Let Us Take A Much Closer Look at Islam in India


Nearly 15% of India’s population are followers of Islam, making it the second most popular religion in the country. It also means that India has the Muslims outside countries where Islam is the dominant religion. The majority of the 200 million Muslims in India are Sunni, while most of the rest are Shia Muslims.

When Did Islam Arrive in India?

Trade deals between India and Arabia have been taking place since ancient times. Even before Islam emerged as a religion, Arabs visited the Malabar region and the Konkan-Gujarat coast, linking them with a number of ports in Southeast Asia. Historians believe that the first ship to arrive in India that had Muslims on board did so in 630 Ce. The first Arab Muslims are believed to have settled on the coast of India at the end of the 7th century CE.

When Islam was invented, the Arabs started to become a cultural force. Arab traders and merchants were the carriers of Islam and they spread it wherever they wanted. Cheraman Perumal Tajuddin, the Chera dynasty king, is thought to be the very first Hindu to become a Muslim. His successor also converted, and he was responsible for building the Chereman Juma Masjid Mosque, the first mosque in the country.


It is believed that the Mappilas community were the first to community to become Muslim. Thanks to missionary activities on the coast, many other Indian natives started to embrace Islam. There is a story that says that two Indians, by the names of Baalam Nath and Maulai Nuruddin visited the Imam Mustansir’s court and were so intrigued by what they saw that they became Muslims. They then returned to India to preach the word of Islam.

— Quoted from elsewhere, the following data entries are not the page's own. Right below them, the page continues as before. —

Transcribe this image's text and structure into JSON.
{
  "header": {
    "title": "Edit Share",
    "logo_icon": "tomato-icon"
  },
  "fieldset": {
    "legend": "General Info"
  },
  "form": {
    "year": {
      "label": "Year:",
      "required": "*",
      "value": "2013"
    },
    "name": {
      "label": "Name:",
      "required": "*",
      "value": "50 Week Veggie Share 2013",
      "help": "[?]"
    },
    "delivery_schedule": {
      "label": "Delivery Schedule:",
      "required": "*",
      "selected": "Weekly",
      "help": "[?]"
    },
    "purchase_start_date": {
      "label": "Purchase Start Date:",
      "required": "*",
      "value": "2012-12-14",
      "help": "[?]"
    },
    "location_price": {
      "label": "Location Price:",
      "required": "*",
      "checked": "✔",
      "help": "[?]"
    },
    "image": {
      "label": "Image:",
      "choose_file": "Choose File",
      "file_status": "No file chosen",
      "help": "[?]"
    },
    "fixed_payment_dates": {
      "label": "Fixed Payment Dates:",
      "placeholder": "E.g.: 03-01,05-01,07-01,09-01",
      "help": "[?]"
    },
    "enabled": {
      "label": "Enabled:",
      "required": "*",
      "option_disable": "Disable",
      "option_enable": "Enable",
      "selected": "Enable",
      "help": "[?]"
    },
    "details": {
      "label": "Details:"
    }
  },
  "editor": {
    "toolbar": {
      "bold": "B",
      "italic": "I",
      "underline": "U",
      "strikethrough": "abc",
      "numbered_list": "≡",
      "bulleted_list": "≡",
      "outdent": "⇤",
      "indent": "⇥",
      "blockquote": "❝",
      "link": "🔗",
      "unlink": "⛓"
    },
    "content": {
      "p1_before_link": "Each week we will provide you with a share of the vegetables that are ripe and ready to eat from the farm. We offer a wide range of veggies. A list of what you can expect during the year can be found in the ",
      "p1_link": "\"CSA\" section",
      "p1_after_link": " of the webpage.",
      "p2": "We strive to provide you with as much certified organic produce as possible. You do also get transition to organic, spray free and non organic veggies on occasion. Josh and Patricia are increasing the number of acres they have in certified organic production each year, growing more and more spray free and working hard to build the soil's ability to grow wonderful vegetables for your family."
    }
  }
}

Islam and the Political History of India

Muhammad bin Qasim was a Muslim general that invaded India in 672 CE. During his conquest, he managed to reach Sindh. In the 10th century, Mahmud of Ghazni used his cavalry and huge armies to overrun the north-western plains of South Asia. Eventually, they fought their way into the north of India, which eventually led to the formation of the Delhi Sultanate. They took control of most of the North and made regular attacks in the South. However, they eventually disbanded due to internal squabbling and Bengal Sultanate formed in the East, while the Deccan Sultanates formed in the South.

When the Delhi Sultanate was in charge, the Indian civilization mixed with the Islamic one, which had a huge impact on Indian society and culture. The Delhi Sultanate also helped to repel the fierce Mongol Empire and increased the use of Islamic mechanical technology in India. For example, they started to make use of the spinning wheel, papermaking technology, and water-raising wheels.

In the 16th century, the Mughal Empire came into being, but rather than snuff out the local communities it was now ruling over, it balanced them using administrative practices and ruling elites. The peace that they managed to keep for most of the 17th century was a huge factor in India’s economic growth. Mughal dominance decreased in the 18th century and the Bengal Subah and the Kingdom of Mysore were the economic powers of India. This was until the British East India Company came along at the end of the 18th century.

India Was Split Up Depending on Religion

When the British ruled, they split British India up into different religious sectors, which led to the Dominion of Pakistan and the People’s Republic of Bangladesh being formed.

This partition led to a tense relationship between Pakistan and India that still exists to this very day. Nearly 13 million people were displaced from their homes and a huge loss of life. After this partition, two-thirds of the Muslim population moved to Pakistan, but the other third remained. According to the 1951 census, 7,226,000 Muslims moved to Pakistan while 7,249,000 Sikhs and Hindus moved to India.


Nowadays, most of the Muslims in India live in Jammu and Kashmir and Lakshadweep. The Muslim population of India is growing with each passing year and this is something that is unlikely to change anytime soon. In fact, it is believed that by 2100, Muslims will make up somewhere between 17 and 21% of the population of India. As it is there remain big cultural differences between Indian Muslims and Pakistani Muslims. Much aside from cricket, but in the areas of rules of propriety, gender roles, drinking and online gambling.

They Have a Huge Respect for Allah

It is estimated that there are over 300,000 mosques in the country, which is more than any other country in the world, including those countries in the Muslim world. Mosques are where Muslims go in order to pay their respects to Allah, their creator, and to let him know that they love him.

In fact, Muslims love Allah so much that they won’t take anything negative being said about him. Negative words against the almighty Allah have led to many conflicts in the past and will continue to do so as long as Islam remains a religion.